EDL Leader Tommy Robinson: Journey to Quilliam
EDL LEADER TOMMY ROBINSON: JOURNEY TO QUILLIAM – Tommy Robinson, the former leader of the English Defence League (EDL) has been called a thug, a racist and of course a bigot for his views on Muslims and the rise of Islam in the UK.
The video above is a documentary that takes Tommy Robinson on a journey which results in his resignation from the EDL to join the anti-terrorist think tank, Quilliam.
The video has a number of surprising connotations in that Tommy and many of its viewers begin to look at Muslims in a different wa; and as such, Muslims appear to show equal concern for the problems we face in Britain with an every growing divide that is increasing levels of suspicion.
As I watched the video, it was apparent that Tommy Robinson was prepared to listen but also gave some prime examples as to why the Muslim people and more importantly their faith, needs addressing in certain areas in order to quell violence and hopefully amend what divides us.
Some hard-liners might argue that the documentary was a little one-sided; after all Mo, the Muslim who befriended Tommy Robinson, appeared only a few times among EDL supporters to give his views whereas Tommy was subjected to constant pressure to see things through the eyes of the Muslim community.
Does the documentary attempt to brainwash us into thinking that the Muslim faith and its people really do want to live in a multicultural, multi-faith community where we learn to respect one another without fear or is it an attempt to get us to lower our guard so that Islam can be further indoctrinated throughout British society?
A number of questions remain; such as why a number of Imams are threatened by those Islamic extremists for allegedly straying from the Quran and yet despite their views that a Muslim must at all times be respectful to other human beings, regardless to their views or faith, appear not to take a more active role in ousting the extremists.
It could be argued that they in fact do but their actions are guarded by the UK’s security services and therefore their efforts are shrouded in secrecy for their own protection.
There is no denying that the benefits of this documentary was one of open dialogue for if we ever have the notion to live together in peace then be must be able to remove the ideology of racism and bigotry; which is purely designed to keep us silent and unable to openly discuss the issues at hand.

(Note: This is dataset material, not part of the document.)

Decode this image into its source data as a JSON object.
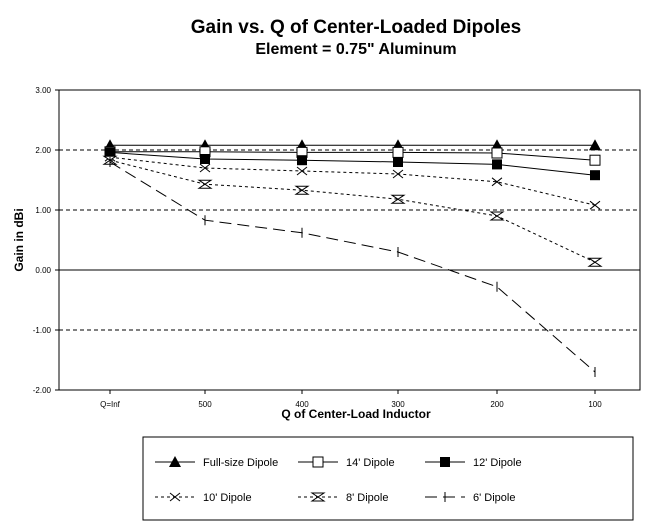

How effective Tommy Robinson will be in his new role is yet to be decided but it is clear that he, and his former EDL members, feel that Muslims are tainting the UK with Islamic scripture and that such a religion has no place in a predominantly Christian country.
We all want peace; none of us truly wants to live our lives under a veil of hate and indeed none of us are born with hate in our hearts. Hate is a product of fear and we always fear what we do not know – the very ideology of terrorism is born from the unknown.
If we are to live and work together then it is clear that certain things need to change but many will be asking whether this change should come from the Muslim community in order to better adapt to the British culture.
We must, in a democratic society, allow people to express their own views and practice a religion that is within their ideology and belief, which should never involve the call to take up arms against anyone, let alone a people that provides you with a place to live.
As long as the majority of British people feel threatened by their insertion into society then distrust, hatred and fear will continue to fuel the divide.
The documentary certainly is interesting and even provides in some instances glimmers of hope; however, we have a long way to go before the majority will feel completely at ease with Muslims and this can only come about if those extremists are uncovered and removed from society so that the majority doesn’t feel as if Britain is being lost under a sea of Islamic beliefs and laws that simply have no place in British society or culture.